I have gigabit network setup in my house and few Ubuntu based boxes. Out of complete curiosity I would like to check the speed between the two boxes. I am not having any problems with speed or anything, it really is just the geek in me that is curious. Plus maybe the results will let me know if there is room for improvement, or that I have something configured wrong.

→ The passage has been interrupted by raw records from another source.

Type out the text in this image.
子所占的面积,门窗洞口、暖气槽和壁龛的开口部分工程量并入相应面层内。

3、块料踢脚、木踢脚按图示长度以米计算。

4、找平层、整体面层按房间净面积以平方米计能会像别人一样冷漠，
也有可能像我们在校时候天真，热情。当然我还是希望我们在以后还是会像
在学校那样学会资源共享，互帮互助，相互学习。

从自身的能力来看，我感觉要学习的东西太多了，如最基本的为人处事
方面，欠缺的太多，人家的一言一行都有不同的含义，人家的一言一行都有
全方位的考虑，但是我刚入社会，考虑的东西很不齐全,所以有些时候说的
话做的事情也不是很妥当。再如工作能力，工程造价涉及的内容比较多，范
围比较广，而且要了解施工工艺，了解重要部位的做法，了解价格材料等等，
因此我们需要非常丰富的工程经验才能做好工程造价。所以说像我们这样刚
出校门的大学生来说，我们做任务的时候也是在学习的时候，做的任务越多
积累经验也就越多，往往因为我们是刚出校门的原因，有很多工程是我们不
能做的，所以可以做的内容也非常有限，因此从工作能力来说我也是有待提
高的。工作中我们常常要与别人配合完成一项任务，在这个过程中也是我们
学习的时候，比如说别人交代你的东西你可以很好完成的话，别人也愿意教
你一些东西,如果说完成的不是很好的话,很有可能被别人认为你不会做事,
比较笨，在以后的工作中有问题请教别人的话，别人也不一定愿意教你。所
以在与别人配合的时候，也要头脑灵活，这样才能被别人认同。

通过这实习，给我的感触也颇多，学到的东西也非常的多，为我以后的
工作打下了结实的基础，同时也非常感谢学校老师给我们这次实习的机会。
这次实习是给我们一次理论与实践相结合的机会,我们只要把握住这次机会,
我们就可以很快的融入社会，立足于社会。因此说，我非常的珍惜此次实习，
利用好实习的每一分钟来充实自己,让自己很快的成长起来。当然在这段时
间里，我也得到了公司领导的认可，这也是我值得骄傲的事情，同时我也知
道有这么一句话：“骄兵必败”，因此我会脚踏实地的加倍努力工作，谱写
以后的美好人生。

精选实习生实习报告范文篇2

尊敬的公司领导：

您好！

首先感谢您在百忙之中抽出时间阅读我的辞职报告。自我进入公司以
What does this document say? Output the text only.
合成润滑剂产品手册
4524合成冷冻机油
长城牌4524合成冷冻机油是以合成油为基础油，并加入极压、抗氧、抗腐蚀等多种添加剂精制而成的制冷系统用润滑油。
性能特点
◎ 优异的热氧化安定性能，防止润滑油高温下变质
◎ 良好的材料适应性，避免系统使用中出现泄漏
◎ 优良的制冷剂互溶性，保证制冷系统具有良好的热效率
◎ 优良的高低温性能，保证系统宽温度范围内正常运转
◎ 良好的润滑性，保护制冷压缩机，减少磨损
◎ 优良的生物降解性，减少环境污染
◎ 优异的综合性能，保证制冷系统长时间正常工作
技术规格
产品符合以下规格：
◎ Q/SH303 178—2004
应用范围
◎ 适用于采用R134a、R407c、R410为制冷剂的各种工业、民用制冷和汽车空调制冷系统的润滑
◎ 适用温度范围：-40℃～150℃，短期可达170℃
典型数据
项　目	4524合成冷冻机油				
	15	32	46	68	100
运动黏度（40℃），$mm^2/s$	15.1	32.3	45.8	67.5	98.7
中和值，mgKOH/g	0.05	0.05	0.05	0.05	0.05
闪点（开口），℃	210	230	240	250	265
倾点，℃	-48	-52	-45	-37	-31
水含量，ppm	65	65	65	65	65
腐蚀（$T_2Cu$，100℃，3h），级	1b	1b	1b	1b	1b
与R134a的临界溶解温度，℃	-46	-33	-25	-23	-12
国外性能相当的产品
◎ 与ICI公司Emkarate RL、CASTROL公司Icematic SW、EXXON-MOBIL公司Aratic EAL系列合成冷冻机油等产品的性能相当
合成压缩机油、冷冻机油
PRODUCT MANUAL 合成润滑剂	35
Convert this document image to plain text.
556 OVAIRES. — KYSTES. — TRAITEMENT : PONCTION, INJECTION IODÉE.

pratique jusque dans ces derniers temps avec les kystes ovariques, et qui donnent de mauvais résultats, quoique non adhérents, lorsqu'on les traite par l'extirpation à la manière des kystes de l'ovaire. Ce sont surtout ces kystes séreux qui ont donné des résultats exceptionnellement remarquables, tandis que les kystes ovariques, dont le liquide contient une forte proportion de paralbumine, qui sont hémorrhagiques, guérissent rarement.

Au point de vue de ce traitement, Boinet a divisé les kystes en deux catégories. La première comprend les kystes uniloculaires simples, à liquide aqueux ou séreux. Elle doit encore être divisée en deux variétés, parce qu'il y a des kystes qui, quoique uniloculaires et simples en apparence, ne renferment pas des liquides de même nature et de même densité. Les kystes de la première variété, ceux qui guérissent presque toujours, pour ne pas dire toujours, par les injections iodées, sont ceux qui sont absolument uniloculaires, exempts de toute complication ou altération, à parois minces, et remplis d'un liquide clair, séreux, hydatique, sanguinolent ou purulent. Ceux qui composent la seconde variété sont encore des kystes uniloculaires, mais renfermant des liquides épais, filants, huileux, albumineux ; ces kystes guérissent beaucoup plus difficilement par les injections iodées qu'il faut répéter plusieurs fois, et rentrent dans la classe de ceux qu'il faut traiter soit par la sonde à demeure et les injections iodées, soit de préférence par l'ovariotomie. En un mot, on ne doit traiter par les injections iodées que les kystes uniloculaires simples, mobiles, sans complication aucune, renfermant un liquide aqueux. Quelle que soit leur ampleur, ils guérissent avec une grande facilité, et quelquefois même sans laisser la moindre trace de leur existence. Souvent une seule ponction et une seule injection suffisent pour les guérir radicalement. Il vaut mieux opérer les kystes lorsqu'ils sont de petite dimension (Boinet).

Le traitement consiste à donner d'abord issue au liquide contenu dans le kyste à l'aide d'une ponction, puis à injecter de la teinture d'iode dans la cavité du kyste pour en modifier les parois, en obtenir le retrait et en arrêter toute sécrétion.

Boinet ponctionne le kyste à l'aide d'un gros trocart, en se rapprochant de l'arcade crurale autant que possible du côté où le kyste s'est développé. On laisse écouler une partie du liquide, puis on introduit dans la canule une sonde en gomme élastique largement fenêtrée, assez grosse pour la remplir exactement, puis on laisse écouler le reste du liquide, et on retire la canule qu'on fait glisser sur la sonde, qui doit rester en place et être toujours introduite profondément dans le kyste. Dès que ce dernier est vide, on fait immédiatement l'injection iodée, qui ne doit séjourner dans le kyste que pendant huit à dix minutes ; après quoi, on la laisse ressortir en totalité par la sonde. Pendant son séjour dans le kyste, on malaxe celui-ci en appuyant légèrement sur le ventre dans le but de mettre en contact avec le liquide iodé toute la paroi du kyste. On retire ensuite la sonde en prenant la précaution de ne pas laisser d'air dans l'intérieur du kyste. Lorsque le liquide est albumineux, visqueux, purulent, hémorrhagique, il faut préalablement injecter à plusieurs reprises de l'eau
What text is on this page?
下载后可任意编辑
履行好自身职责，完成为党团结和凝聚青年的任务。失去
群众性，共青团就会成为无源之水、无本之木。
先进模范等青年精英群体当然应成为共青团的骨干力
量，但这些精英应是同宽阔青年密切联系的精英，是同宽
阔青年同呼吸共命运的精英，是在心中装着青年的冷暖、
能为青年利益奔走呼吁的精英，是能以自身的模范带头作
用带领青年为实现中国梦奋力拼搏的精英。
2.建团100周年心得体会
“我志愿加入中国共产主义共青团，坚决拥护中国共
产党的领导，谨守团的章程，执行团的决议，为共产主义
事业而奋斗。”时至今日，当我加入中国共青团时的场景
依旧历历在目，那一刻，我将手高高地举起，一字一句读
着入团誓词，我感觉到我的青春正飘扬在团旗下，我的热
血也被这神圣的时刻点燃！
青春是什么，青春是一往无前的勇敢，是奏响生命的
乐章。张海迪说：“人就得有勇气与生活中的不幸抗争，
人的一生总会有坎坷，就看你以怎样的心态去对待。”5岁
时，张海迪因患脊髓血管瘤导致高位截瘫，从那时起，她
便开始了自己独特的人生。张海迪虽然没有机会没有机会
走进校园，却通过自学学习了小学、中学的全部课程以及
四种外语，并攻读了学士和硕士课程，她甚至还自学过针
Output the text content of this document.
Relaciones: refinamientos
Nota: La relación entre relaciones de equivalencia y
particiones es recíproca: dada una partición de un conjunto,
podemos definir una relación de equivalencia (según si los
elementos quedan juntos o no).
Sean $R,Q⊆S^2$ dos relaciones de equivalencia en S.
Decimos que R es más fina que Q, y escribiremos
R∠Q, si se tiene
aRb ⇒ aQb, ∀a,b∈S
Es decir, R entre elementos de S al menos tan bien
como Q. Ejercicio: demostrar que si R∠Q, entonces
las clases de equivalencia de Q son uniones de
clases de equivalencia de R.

So how do you properly test the network speed between Ubuntu boexs?
-
I use
iperf
. It's a client server arrangement in that you run it in server mode at one end and connect to its from another computer on the other side of the network.One both machines run:
sudo apt-get install iperf
Then on Computer A:
iperf -s
And on Computer B:
iperf -c <address of Computer A>
On the client machine, you'll see something like this:
oli@bert:~$ iperf -c tim ------------------------------------------------------------ Client connecting to tim, TCP port 5001 TCP window size: 16.0 KByte (default) ------------------------------------------------------------ [ 3] local 192.168.0.4 port 37248 connected with 192.168.0.5 port 5001 [ ID] Interval Transfer Bandwidth [ 3] 0.0-10.0 sec 1.04 GBytes 893 Mbits/sec
Of course, if you're running a firewall on the server machine, you'll need to allow connections on port 5001 or change the port with the
-p
flag.jschoen : @Oli Man you have all the answers to my questions! My network apparently is not set up as well as yours only transfer at 714 MBytes and bandwith of 598 Mbits/sec. Dunno may look into that in the future. Thanks.Oli : In fairness the other box is only one switch (and 20meters of cat5e) away and there's no congestion. 600mbps is still pretty fast.From Oli -
It's easy plug your computer on the first box, plug the other box to the first box. Then from your computer ping the first box save the result, ping the other box and do the substraction.
Oli : That shows network latency which is only one part of speed. For example my phone's 3G connection has huge latency (100-300ms) but it can still manage a throughput of 5mbps.